Review of From Another Planet:  An Ever Changing Perspective

 

From Another Planet might be more aptly named “31 Flavors.”  I kid, but honestly the band has a large repertoire of musical colors to choose from and they aren’t afraid to use them.  The six songs on the album all have different feels to them, but also feel just similar enough to link them together.  The progressive and epic songs seem to have a story-like quality, and it was easy for me to imagine scenes from a fantasy or science fiction movie while I listened to them.  From Another Planet’s sound is unique enough to stand out in the genre, but doesn’t stray too far away to where the listener would lose interest.  If this is the effect they were going for, I would say they nailed it.  I often found myself nodding my head while listening to the songs, if only for brief moments of the song’s progression.  It’s worth mentioning that some of the song lengths are unusual, (ranging from 3 to 11 minutes!) and the album would be great to listen to while working or even working out.

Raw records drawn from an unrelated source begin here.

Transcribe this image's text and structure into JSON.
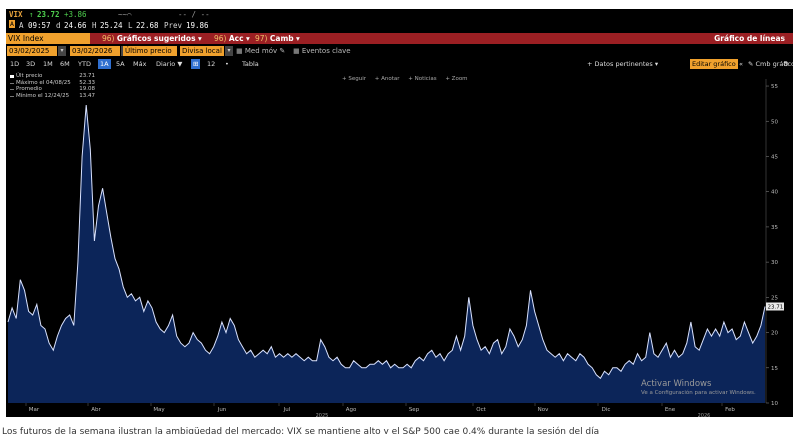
{
  "quote": {
    "ticker": "VIX",
    "arrow": "↑",
    "price": "23.72",
    "change": "+3.86",
    "spark": "~~⌒",
    "dashes": "-- / --",
    "ab": "A",
    "time": "09:57",
    "d_label": "d",
    "d_val": "24.66",
    "h_label": "H",
    "h_val": "25.24",
    "l_label": "L",
    "l_val": "22.68",
    "prev_label": "Prev",
    "prev_val": "19.86"
  },
  "header": {
    "ticker_field": "VIX Index",
    "menus": [
      {
        "num": "96)",
        "label": "Gráficos sugeridos",
        "caret": "▾"
      },
      {
        "num": "96)",
        "label": "Acc",
        "caret": "▾"
      },
      {
        "num": "97)",
        "label": "Camb",
        "caret": "▾"
      }
    ],
    "chart_type": "Gráfico de líneas"
  },
  "dates": {
    "start": "03/02/2025",
    "end": "03/02/2026",
    "price_field": "Último precio",
    "currency_field": "Divisa local",
    "moving_avg": "Med móv",
    "events": "Eventos clave"
  },
  "periods": {
    "items": [
      "1D",
      "3D",
      "1M",
      "6M",
      "YTD",
      "1A",
      "5A",
      "Máx"
    ],
    "active": "1A",
    "frequency": "Diario ▼",
    "chart_icon": "⊞",
    "count": "12",
    "table": "Tabla",
    "data_link": "+ Datos pertinentes ▾",
    "edit_chart": "Editar gráfico",
    "chart_settings": "✎ Cmb gráfico",
    "gear": "⚙"
  },
  "toolbar": {
    "items": [
      "+ Seguir",
      "+ Anotar",
      "+ Noticias",
      "+ Zoom"
    ]
  },
  "legend": {
    "rows": [
      {
        "label": "Últ precio",
        "value": "23.71",
        "color": "#ffffff"
      },
      {
        "label": "Máximo el 04/08/25",
        "value": "52.33",
        "color": "#888888"
      },
      {
        "label": "Promedio",
        "value": "19.08",
        "color": "#888888"
      },
      {
        "label": "Mínimo el 12/24/25",
        "value": "13.47",
        "color": "#888888"
      }
    ]
  },
  "watermark": {
    "line1": "Activar Windows",
    "line2": "Ve a Configuración para activar Windows."
  },
  "caption": "Los futuros de la semana ilustran la ambigüedad del mercado: VIX se mantiene alto y el S&P 500 cae 0,4% durante la sesión del día",
  "chart_data": {
    "type": "area",
    "ylim": [
      10,
      56
    ],
    "yticks": [
      "10",
      "15",
      "20",
      "25",
      "30",
      "35",
      "40",
      "45",
      "50",
      "55"
    ],
    "last_price_tag": "23.71",
    "month_labels": [
      "Mar",
      "Abr",
      "May",
      "Jun",
      "Jul",
      "Ago",
      "Sep",
      "Oct",
      "Nov",
      "Dic",
      "Ene",
      "Feb"
    ],
    "year_labels": [
      "2025",
      "2026"
    ],
    "series_color": "#d9e2ff",
    "fill_color": "#0c2559",
    "values": [
      21.5,
      23.5,
      22.0,
      27.5,
      26.0,
      23.0,
      22.5,
      24.0,
      21.0,
      20.5,
      18.5,
      17.5,
      19.5,
      21.0,
      22.0,
      22.5,
      21.0,
      30.0,
      45.0,
      52.3,
      46.0,
      33.0,
      38.0,
      40.5,
      37.0,
      33.5,
      30.5,
      29.0,
      26.5,
      25.0,
      25.5,
      24.5,
      25.0,
      23.0,
      24.5,
      23.5,
      21.5,
      20.5,
      20.0,
      21.0,
      22.5,
      19.5,
      18.5,
      18.0,
      18.5,
      20.0,
      19.0,
      18.5,
      17.5,
      17.0,
      18.0,
      19.5,
      21.5,
      20.0,
      22.0,
      21.0,
      19.0,
      18.0,
      17.0,
      17.5,
      16.5,
      17.0,
      17.5,
      17.0,
      18.0,
      16.5,
      17.0,
      16.5,
      17.0,
      16.5,
      17.0,
      16.5,
      16.0,
      16.5,
      16.0,
      16.0,
      19.0,
      18.0,
      16.5,
      16.0,
      16.5,
      15.5,
      15.0,
      15.0,
      16.0,
      15.5,
      15.0,
      15.0,
      15.5,
      15.5,
      16.0,
      15.5,
      16.0,
      15.0,
      15.5,
      15.0,
      15.0,
      15.5,
      15.0,
      16.0,
      16.5,
      16.0,
      17.0,
      17.5,
      16.5,
      17.0,
      16.0,
      17.0,
      17.5,
      19.5,
      17.5,
      19.5,
      25.0,
      21.0,
      19.0,
      17.5,
      18.0,
      17.0,
      18.5,
      19.0,
      17.0,
      18.0,
      20.5,
      19.5,
      18.0,
      19.0,
      21.0,
      26.0,
      23.0,
      21.0,
      19.0,
      17.5,
      17.0,
      16.5,
      17.0,
      16.0,
      17.0,
      16.5,
      16.0,
      17.0,
      16.5,
      15.5,
      15.0,
      14.0,
      13.5,
      14.5,
      14.0,
      15.0,
      15.0,
      14.5,
      15.5,
      16.0,
      15.5,
      17.0,
      16.0,
      16.5,
      20.0,
      17.0,
      16.5,
      17.5,
      18.5,
      16.5,
      17.5,
      16.5,
      17.0,
      18.5,
      21.5,
      18.0,
      17.5,
      19.0,
      20.5,
      19.5,
      20.5,
      19.5,
      21.5,
      20.0,
      20.5,
      19.0,
      19.5,
      21.5,
      20.0,
      18.5,
      19.5,
      21.0,
      23.7
    ]
  }
}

The first song, Remission, start out the album with some interesting, ethereal guitar work, heavy breakdowns, and plenty of growling.  Overall, the playing is very tight, and there is some great chemistry between the guitars and drums on this one.  There are times in the song when you get this feel like it’s the scene in the movie where you are rooting for the hero to beat the bad guy.  Next is the song Forge, which comes in with a nice, mellow guitar intro, then quickly is built up by the drums.  The song is the longest on the album, but has a great, multi-layered musical landscape.  At about 4 minutes, there are some just bad-assed drum rolls deserving mention, then coming full circle at around 7 minutes to a mellow interlude and a nice little guitar solo.  The third song, Release, is immediately in your face and has some very solid, groovy guitar riffs.  Again, wonderful groove in this song, leading to irresistible urges to nod your head.

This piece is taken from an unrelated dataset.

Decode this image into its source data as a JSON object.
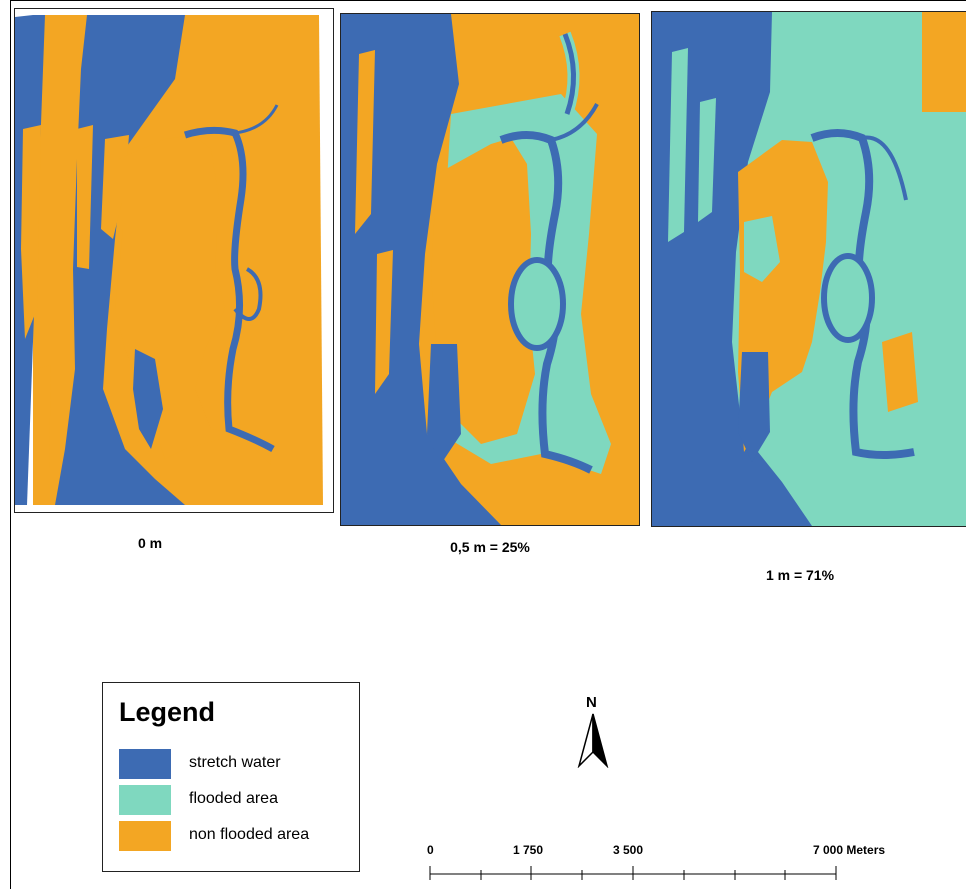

After that is Renewed, which is quite a style departure from the rest of the songs.  Very subdued and spacy, with plenty of flavors.  The fifth track, Trailblazer, is one of the songs that could very easily be in a movie soundtrack.  There are some very good uses of volume swells and delay on the guitar in the first half of the song.  It pairs nicely with the previous track, and creates a nice interlude between the heavier songs.  The final track, Pursuit, is an all-in bid, with plenty of raucousness right of the bat.  As I’ve said before, the drummer really had me nodding my head on this one, (even doing hand drumming on my lap) and this could easily be mosh material in a live setting.  The song and album end with chaotic dissonance, in case you were craving some, once again throwing in that last flavor for good measure.

I really enjoyed the creativity and complexity of this album and would recommend it to anyone who has a tendency to like all different kinds of music.  The variety in the music was refreshing.  I would give this album a rating of 4.5 out of 5 stars. 

This is your friendly, neighborhood Hanzo.